Qu’est-ce qui est d’argent et de sang au juste ? De quoi c’est deux mots sont-ils le nom ? Et que viennent-il définir ?

A la première lecture, on se dit que c’est assurément de crimes dont il s’agit. Des crimes d’argent. Des crime de sang. D’ailleurs, Simon Veynachter (le magistrat interprété par Vincent Lindon) le dit lui même lorsque Bouli est assassiné. « Au début il s’agissait de crimes d’argent maintenant, il s’agit aussi de crime de sang ».

Mais ce titre est tronqué. Le premier mot est manquant, en suspend. N’est-ce que de crime dont il est réellement question ?

Parce que oui, nul doute, cette série est un thriller palpitant de bout en bout qui parle de crime, d’arnaque, de fraude… Et quand on appuie sur  le bouton play, c’est ce qu’on s’attend à voir et on est ni surpris, ni (encore moins) déçu.

Mais ce titre est porteur en lui-même d’un manque, d’un sens caché…

Au début de la série, D’argent et de sang m’évoquait donc le matérialisme, la violence, la brutalité. Puis au fur et à mesure de ma compréhension de l’histoire, s’est substitué au mot crime celui de lien. Et c’est sous cette formule que m’est apparu le titre : « Liens d’argent, liens du sang ».

D’un côté la pulsion de mort, de l’autre la pulsion de vie.

A bas bruit, la question qui se pose inévitablement au spectateur est celle-ci : Qu’est-ce qui relie les personnages au monde, aux autres et à eux-mêmes ? Par quoi, par qui sont-ils tenus et traversés ?

Pour les liens de crimes c’est évident, tous les personnages sont liés entre eux de bout en bout par la fomentation de ces arnaques. Et il se crée un réseau de personnages aussi complexe que les schémas que dessine Simon Veynachter, sur son tableau Velada, qui tente de démêler cet imbroglio de sociétés écran et d’intermédiaires frauduleux.

Cependant, cette trainée de sang qui rougit le titre, c’est non seulement le sang de la mort mais c’est avant tout le sang de la vie, c’est-à-dire celui des liens. Cette histoire invite silencieusement le spectateur à s’ouvrir à la question intime de la transmission, de l’héritage familial, religieux, culturel et de la paternité. Je dis bien de la paternité. Car c’est du coeur des hommes (avec un pénis) dont il est radicalement question dans cette histoire.

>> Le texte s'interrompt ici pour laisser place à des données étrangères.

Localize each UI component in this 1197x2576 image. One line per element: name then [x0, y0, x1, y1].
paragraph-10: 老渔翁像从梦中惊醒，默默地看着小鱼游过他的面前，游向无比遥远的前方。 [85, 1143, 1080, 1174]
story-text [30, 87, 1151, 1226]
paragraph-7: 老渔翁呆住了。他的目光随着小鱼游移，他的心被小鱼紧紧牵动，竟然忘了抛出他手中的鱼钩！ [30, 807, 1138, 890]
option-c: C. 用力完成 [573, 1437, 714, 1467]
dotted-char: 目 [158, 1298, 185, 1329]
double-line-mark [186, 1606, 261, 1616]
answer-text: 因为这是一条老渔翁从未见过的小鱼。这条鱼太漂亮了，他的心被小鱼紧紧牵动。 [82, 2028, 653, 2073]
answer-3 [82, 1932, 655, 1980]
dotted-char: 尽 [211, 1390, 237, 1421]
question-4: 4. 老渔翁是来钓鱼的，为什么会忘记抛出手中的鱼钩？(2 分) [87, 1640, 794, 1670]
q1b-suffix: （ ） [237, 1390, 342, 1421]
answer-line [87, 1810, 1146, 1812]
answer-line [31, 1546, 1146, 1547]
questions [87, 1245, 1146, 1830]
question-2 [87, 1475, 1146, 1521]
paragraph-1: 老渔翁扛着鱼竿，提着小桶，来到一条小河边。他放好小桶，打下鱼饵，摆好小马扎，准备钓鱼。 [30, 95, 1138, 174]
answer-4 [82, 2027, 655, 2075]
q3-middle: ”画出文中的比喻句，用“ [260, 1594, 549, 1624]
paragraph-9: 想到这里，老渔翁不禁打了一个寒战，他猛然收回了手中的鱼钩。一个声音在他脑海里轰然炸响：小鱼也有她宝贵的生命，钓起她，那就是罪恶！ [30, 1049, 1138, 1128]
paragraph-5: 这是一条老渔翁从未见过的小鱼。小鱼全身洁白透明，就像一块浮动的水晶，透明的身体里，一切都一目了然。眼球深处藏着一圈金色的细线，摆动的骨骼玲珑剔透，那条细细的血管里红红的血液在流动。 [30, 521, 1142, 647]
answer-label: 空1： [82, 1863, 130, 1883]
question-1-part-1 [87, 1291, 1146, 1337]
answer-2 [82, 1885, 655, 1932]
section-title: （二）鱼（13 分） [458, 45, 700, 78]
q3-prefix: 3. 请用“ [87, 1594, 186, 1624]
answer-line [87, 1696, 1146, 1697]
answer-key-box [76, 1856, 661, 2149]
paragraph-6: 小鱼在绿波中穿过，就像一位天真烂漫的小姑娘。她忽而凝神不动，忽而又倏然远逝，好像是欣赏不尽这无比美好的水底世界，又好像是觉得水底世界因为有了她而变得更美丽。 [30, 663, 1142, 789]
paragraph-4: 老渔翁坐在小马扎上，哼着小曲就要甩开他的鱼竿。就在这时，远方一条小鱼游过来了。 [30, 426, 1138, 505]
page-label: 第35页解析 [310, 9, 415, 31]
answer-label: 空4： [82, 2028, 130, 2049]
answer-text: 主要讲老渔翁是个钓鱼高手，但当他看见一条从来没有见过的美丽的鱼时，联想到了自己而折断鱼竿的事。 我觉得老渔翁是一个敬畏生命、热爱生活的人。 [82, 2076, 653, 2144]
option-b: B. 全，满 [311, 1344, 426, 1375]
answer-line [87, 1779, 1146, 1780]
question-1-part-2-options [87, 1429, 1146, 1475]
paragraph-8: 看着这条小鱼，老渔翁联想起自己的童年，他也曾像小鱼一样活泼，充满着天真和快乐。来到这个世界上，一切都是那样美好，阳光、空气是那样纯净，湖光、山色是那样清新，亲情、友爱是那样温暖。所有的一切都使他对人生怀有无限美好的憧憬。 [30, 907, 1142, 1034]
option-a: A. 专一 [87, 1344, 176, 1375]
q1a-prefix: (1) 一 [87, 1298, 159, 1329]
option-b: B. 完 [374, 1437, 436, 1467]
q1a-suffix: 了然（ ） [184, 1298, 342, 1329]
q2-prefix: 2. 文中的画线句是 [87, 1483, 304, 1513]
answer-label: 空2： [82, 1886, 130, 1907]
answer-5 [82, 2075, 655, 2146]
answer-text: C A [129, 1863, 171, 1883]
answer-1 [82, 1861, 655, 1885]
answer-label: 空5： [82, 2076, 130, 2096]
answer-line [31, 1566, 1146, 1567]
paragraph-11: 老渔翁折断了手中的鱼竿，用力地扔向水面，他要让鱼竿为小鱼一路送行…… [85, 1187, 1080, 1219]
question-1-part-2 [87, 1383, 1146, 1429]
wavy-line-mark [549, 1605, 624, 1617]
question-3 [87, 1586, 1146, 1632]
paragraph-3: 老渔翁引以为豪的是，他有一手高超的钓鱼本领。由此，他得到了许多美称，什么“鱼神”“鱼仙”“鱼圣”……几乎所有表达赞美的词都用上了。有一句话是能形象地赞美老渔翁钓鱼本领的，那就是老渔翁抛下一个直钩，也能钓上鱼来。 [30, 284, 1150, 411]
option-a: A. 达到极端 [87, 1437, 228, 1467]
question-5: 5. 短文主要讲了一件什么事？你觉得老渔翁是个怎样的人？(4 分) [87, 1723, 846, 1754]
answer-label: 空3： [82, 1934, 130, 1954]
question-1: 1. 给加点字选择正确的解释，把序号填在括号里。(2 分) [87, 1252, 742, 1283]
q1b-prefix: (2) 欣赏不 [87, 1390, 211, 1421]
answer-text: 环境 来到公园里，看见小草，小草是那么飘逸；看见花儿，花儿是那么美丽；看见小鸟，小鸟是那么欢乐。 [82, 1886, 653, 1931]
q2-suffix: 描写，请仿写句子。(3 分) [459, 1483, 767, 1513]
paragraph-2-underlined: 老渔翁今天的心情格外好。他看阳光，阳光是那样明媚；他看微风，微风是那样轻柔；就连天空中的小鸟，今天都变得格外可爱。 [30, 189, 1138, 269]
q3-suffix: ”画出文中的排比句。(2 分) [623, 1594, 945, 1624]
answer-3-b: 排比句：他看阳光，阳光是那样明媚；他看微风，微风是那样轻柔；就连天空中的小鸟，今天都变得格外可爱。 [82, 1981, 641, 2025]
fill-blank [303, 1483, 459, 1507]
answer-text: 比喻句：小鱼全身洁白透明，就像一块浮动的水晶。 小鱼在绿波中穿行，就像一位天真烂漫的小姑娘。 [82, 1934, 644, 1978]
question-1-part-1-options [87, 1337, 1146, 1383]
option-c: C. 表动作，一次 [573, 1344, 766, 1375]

Nous, spectateurs, sommes les témoins de ces liens filiaux absents, abimés, teintés de ressentiment. De ces liens filiaux manqués qui se compensent à travers l’expression d’une puissance masculine maladroite (et à côté de la plaque) qui prend corps chez des personnages qui enflent de plus en plus, obsédés par l’argent, par la fabrication d’une arnaque gigantesque pour les uns, et par la destruction de cette arnaque pour d’autres.

Et surtout, derrière cette obsession, on retrouve la quête implicite d’une jouissance maladive et addictive qui tient par le bout du nez TOUS les personnages. L’exemple qui illustre le mieux cela est le personnage de la fille de Simon Veynachter, Emilie. Droguée, paumée, désargentée, elle n’a de cesse de trouver sa dose pour se réfugier, non du coté des paradis fiscaux, mais du côté des paradis artificiels.

Mais quelle réparation cherchent-ils tous à travers ces illusions de toute puissance ?

La série dévoile son empreinte symbolique lors de la première visite du personnage de Vincent Lindon en Israël, quand un ami lui parle de « Tikkoum Olam », ce concept religieux hébraïque qui signifie « Réparer le monde ».

Car pour chacun des personnages, il ne s’agit pas tant de réparer le monde que de réparer SON monde. Il s’agit de réparer des injustices originelles. Injustices de l’Histoire tout autant qu’injustices liées aux histoires individuelles et familiales de chacun.

Et tous ces crimes commis, ces tentatives de les contrer conduisent immanquablement les personnages au même but ultime : celui de réparer des liens en souffrance, et de se sauver soi-même.